The 30-year-old flew to Ethiopia last year to bring them home to Colorado, but wasn't allowed to travel to Tigray.
He has approached US officials repeatedly for help in getting his family out of Ethiopia, but to no avail.
"It's always the same answer -- we don't have an evacuation plan."
A handful of photos and videos are his only mementos of his two-year-old daughter. And even looking at them is too painful sometimes, he said.
In one video seen by AFP, that was shot a year ago and sent by someone with rare access to satellite internet in Tigray, the little girl was struggling to stand up or raise her spindly arms.
"Her legs were too weak because of a lack of food," the distraught father said.
"It's strange to feel like you are a dad when you haven't even seen your daughter."
Saba Desta's parents retired to Tigray after two decades in Seattle and settled in Shire, which was heavily bombed in October before its capture by Ethiopian forces and their allies.
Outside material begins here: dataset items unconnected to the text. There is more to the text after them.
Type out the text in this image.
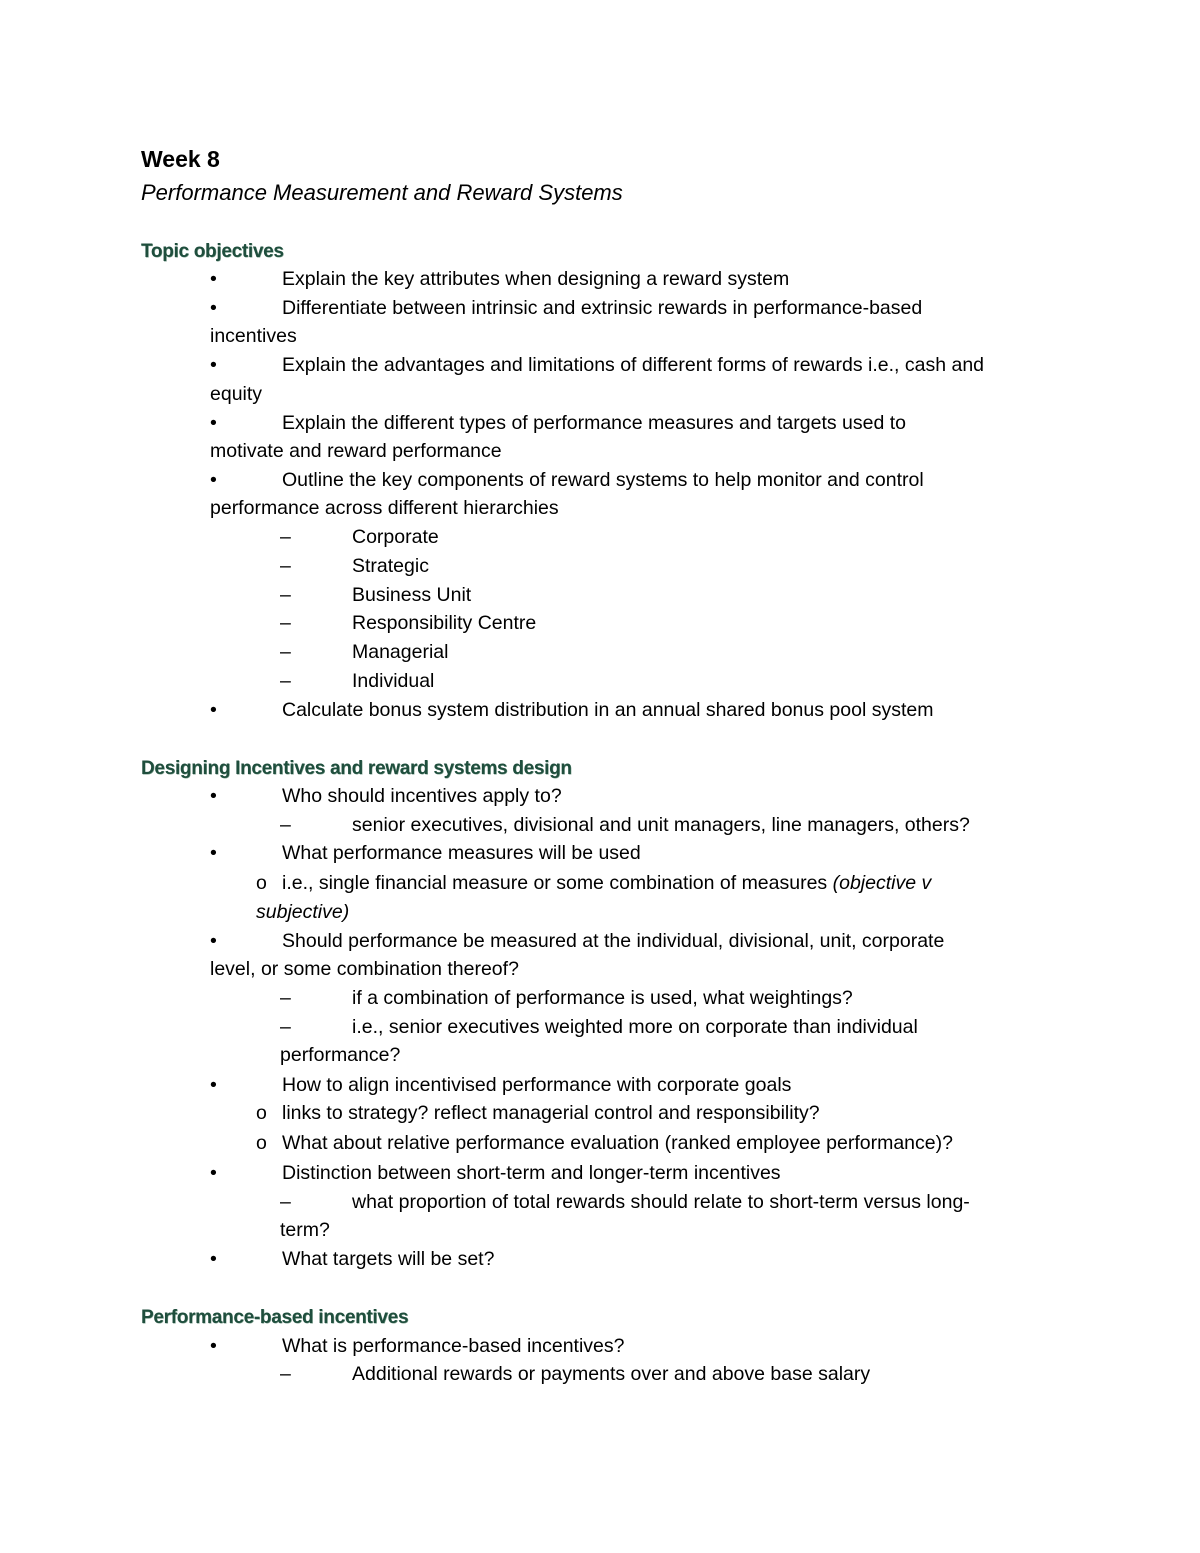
Week 8
Performance Measurement and Reward Systems
Topic objectives
•	Explain the key attributes when designing a reward system
•	Differentiate between intrinsic and extrinsic rewards in performance-based
incentives
•	Explain the advantages and limitations of different forms of rewards i.e., cash and
equity
•	Explain the different types of performance measures and targets used to
motivate and reward performance
•	Outline the key components of reward systems to help monitor and control
performance across different hierarchies
–	Corporate
–	Strategic
–	Business Unit
–	Responsibility Centre
–	Managerial
–	Individual
•	Calculate bonus system distribution in an annual shared bonus pool system
Designing Incentives and reward systems design
•	Who should incentives apply to?
–	senior executives, divisional and unit managers, line managers, others?
•	What performance measures will be used
o i.e., single financial measure or some combination of measures (objective v
subjective)
•	Should performance be measured at the individual, divisional, unit, corporate
level, or some combination thereof?
–	if a combination of performance is used, what weightings?
–	i.e., senior executives weighted more on corporate than individual
performance?
•	How to align incentivised performance with corporate goals
o links to strategy? reflect managerial control and responsibility?
o What about relative performance evaluation (ranked employee performance)?
•	Distinction between short-term and longer-term incentives
–	what proportion of total rewards should relate to short-term versus long-
term?
•	What targets will be set?
Performance-based incentives
•	What is performance-based incentives?
–	Additional rewards or payments over and above base salary
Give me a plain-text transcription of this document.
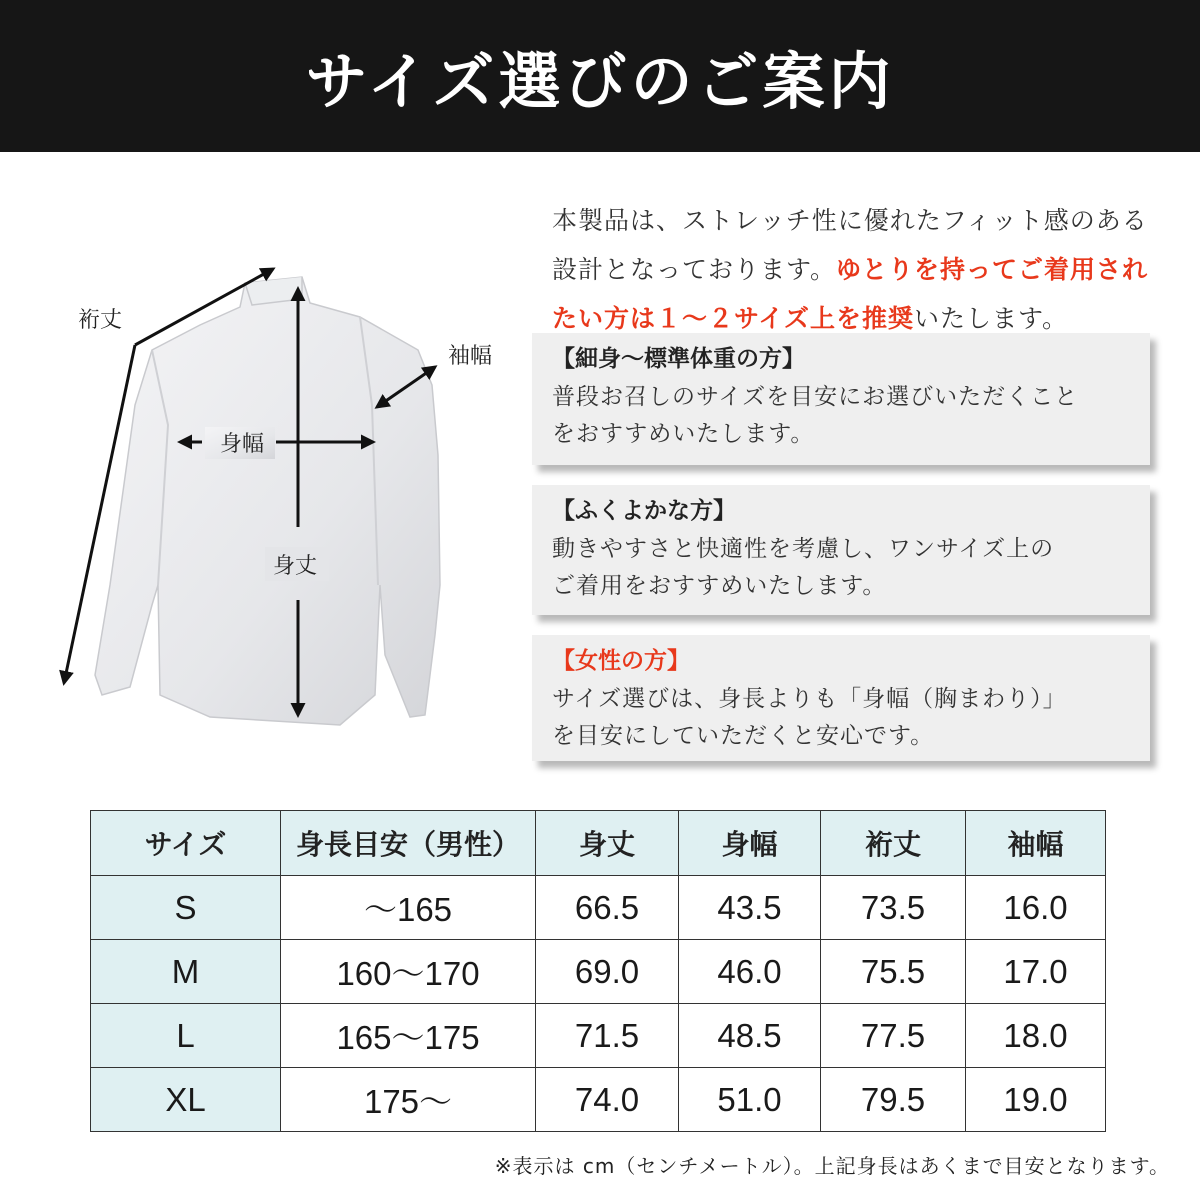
サイズ選びのご案内
裄丈
袖幅
身幅
身丈
本製品は、ストレッチ性に優れたフィット感のある設計となっております。ゆとりを持ってご着用されたい方は１～２サイズ上を推奨いたします。
【細身～標準体重の方】
普段お召しのサイズを目安にお選びいただくこと
をおすすめいたします。
【ふくよかな方】
動きやすさと快適性を考慮し、ワンサイズ上の
ご着用をおすすめいたします。
【女性の方】
サイズ選びは、身長よりも「身幅（胸まわり）」
を目安にしていただくと安心です。
サイズ	身長目安（男性）	身丈	身幅	裄丈	袖幅
S	～165	66.5	43.5	73.5	16.0
M	160～170	69.0	46.0	75.5	17.0
L	165～175	71.5	48.5	77.5	18.0
XL	175～	74.0	51.0	79.5	19.0
※表示は cm（センチメートル）。上記身長はあくまで目安となります。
She has been frantic with worry for her 70-year-old father, who suffers from a debilitating neurological disorder, leaving him especially vulnerable in a region with crippling medicine shortages.
The 36-year-old had reached out to the State Department and the US Embassy in Addis Ababa to ask for help.
"Everyone gave me the run around," she told AFP, fighting back tears.
Even so, she added, life could be worse.
She knows several people detained in Addis Ababa, including a friend who was held for six months, and her own aunt who was in custody for around a week.
Her greatest fear, she said, was to get her elderly parents out of Tigray, only for them to be detained in Addis Ababa.
"I am more scared of what might happen to them in Addis than in a war zone like Tigray."